Although there’d been scant time and even less energy to write, when I got to Haven, I’d somehow managed to scratch out about 75 rough pages of angst, the meager beginnings of a memoir. A mother, a daughter, a grandmother—two slices of bread (them) and a slab of bologna (me)—assembled into a complicated mess of a sandwich.
Deep down, I didn’t really believe I could do it. Not in the way you have to believe in yourself and trust in your story in order to actually write a book. I was frozen, stuck, unsure of how to dig myself out.
But the ranch is warm. Even when your boots crunch down on the icy dew as you walk from the guesthouse to the lodge. Even with the lake shrouded in a gray mist that obscures the squawking geese. Even as your breath puffs out like exhaled smoke while you stand in awe of the night sky.
I began to thaw in the sanctuary that is Haven. Scribbling in a notebook spotlighted by the streams of afternoon sun that poured through the windows… sharing words and laughter and tears before the crackling fire… soaking up Laura’s kind, loving, emboldening words. There was warmth enough to incubate both a fledgling book and a lost woman as fragile as a chick just hatched.
And there was soup… specifically that simmering, creamy, fragrant carrot coconut concoction—the first of many love offerings to emanate from Emma’s kitchen.

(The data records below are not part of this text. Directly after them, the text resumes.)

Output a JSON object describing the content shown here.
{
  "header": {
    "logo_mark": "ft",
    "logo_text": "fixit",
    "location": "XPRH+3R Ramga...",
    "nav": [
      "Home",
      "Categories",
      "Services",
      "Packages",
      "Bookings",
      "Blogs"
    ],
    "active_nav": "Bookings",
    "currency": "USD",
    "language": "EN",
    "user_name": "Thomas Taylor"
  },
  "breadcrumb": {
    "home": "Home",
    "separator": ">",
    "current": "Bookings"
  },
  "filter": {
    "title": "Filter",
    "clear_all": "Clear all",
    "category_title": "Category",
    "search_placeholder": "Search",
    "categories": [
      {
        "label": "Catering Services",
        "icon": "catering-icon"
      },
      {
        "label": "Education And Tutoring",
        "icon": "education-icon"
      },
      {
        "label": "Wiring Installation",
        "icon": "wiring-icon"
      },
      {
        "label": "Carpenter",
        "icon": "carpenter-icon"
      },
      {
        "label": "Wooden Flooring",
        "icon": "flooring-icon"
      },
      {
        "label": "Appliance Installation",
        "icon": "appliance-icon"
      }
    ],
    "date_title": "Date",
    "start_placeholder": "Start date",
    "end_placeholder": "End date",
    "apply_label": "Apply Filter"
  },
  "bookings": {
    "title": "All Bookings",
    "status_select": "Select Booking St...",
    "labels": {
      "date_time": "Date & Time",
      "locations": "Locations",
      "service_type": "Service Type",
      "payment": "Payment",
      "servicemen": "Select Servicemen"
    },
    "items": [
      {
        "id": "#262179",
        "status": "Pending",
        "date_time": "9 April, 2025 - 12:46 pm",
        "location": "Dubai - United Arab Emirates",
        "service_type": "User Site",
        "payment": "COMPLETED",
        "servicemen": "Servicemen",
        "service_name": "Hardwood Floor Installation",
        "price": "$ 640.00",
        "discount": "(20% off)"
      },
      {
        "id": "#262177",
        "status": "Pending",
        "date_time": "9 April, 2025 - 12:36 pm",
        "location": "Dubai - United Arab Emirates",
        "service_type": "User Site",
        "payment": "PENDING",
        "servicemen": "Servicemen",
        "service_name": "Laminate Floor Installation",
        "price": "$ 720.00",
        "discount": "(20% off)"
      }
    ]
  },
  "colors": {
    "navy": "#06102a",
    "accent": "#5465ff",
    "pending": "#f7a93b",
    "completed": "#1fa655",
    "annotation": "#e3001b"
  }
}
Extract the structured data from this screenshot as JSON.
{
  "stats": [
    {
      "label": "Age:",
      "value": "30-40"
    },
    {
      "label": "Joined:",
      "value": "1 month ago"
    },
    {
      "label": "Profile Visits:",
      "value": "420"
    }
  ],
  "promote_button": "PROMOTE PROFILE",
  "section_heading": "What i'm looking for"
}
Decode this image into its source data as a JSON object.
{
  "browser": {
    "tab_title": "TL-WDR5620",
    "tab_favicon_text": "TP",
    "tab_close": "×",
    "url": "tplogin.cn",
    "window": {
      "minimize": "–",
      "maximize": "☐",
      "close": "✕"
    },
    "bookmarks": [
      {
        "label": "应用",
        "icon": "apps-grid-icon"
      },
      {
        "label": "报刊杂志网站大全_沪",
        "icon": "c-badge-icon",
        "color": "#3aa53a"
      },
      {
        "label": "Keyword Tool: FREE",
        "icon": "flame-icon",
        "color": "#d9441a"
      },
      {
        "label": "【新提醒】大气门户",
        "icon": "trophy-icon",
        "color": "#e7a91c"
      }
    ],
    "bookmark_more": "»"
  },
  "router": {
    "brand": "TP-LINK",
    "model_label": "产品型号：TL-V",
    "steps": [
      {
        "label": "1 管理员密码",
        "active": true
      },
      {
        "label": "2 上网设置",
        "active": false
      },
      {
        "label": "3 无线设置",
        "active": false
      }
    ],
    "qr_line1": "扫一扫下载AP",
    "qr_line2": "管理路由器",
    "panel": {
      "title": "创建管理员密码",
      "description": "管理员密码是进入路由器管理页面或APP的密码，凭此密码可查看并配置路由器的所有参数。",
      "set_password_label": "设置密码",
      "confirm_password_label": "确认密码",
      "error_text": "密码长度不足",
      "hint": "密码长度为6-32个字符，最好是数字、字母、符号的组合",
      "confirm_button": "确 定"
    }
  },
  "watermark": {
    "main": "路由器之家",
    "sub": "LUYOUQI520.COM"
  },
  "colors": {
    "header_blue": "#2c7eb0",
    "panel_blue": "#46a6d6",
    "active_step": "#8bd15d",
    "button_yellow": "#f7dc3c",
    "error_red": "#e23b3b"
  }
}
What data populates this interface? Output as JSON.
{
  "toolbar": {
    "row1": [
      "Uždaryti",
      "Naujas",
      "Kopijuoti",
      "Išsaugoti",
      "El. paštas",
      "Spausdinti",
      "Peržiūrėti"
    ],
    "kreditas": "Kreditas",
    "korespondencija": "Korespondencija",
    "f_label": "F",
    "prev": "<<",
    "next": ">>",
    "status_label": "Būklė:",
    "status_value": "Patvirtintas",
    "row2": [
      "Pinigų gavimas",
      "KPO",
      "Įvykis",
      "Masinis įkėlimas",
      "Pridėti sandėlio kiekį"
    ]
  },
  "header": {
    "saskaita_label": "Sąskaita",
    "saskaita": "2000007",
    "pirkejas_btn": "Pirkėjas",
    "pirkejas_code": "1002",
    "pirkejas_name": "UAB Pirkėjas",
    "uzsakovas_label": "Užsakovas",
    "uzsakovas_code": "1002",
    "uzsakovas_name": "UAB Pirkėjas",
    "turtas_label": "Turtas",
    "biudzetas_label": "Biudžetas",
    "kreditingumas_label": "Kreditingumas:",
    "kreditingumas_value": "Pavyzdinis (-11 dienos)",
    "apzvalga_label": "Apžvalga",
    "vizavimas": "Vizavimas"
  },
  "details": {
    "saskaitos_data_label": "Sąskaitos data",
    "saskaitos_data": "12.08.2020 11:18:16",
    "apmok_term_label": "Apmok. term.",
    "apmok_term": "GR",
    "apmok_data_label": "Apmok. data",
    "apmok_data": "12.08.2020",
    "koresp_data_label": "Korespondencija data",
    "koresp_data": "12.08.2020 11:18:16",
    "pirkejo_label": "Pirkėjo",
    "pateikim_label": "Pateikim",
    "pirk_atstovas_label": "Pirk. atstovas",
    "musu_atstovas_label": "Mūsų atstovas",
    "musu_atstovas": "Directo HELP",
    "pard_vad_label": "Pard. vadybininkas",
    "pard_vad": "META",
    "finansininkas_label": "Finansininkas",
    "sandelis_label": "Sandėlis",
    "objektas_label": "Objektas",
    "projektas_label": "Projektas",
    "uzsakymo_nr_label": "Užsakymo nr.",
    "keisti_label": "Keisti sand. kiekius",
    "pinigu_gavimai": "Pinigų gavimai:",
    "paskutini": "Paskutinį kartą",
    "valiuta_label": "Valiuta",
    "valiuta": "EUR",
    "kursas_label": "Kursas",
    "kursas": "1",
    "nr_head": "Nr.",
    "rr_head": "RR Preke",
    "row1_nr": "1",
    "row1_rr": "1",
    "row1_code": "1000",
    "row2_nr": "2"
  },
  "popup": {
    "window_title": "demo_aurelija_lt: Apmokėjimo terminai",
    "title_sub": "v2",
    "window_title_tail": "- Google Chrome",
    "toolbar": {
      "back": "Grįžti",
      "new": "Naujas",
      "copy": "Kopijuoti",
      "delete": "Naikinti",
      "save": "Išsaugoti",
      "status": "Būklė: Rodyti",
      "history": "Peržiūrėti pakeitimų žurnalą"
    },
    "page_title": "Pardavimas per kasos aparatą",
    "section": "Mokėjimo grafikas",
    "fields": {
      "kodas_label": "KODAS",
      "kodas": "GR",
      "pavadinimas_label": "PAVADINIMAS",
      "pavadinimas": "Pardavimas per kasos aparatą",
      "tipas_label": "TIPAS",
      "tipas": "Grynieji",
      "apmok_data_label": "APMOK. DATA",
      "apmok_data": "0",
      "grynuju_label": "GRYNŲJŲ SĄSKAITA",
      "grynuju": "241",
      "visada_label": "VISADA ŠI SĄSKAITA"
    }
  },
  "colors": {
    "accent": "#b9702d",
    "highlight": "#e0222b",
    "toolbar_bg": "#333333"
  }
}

I admit to a twinge of trepidation at the notion of going of vegan, if only for a few days. I could deal with no meat. But no dairy meant no cheese—one of my great comforts in life. Good riddance Gouda. Cheerio Cheddar. Bye-bye Brie. I was astonished that I didn’t miss it, not even when we had raw tacos.
Two months later my new doctor (a naturopath) took me off dairy, wheat and a few other things to address some longstanding health issues. I began cooking and eating a different way and wrote to Emma for baking advice.
I reminded myself that at Haven I’d wanted for nothing. Not even cheese. And certainly not for companionship and inspiration. I realized that as much as I relish the isolation of the writing life, I do occasionally need the blanket of community to bundle me up and keep me from freezing to death. So I found my way to a monthly writers’ workshop. I’m not much of a joiner, so this was a stretch. But then, so was a life without cheese.
Using my workshop group for accountability, I committed to daily writing, once amassing a streak of 261 straight days. I took a break when the kids came home and felt like I’d fallen off the wagon. I shared chapters in monthly workshops, which kept me moving me forward since there was an expectation to show up with new material each time. I finished a first draft. A second. A third. A major revision.
For more than two years now, I’ve been a wheat-free, dairy-free writer. If I’m fortunate enough to find my way back to Haven, I won’t feel like a fraud when I cross the threshold in my stocking feet and I won’t be pining for Brie.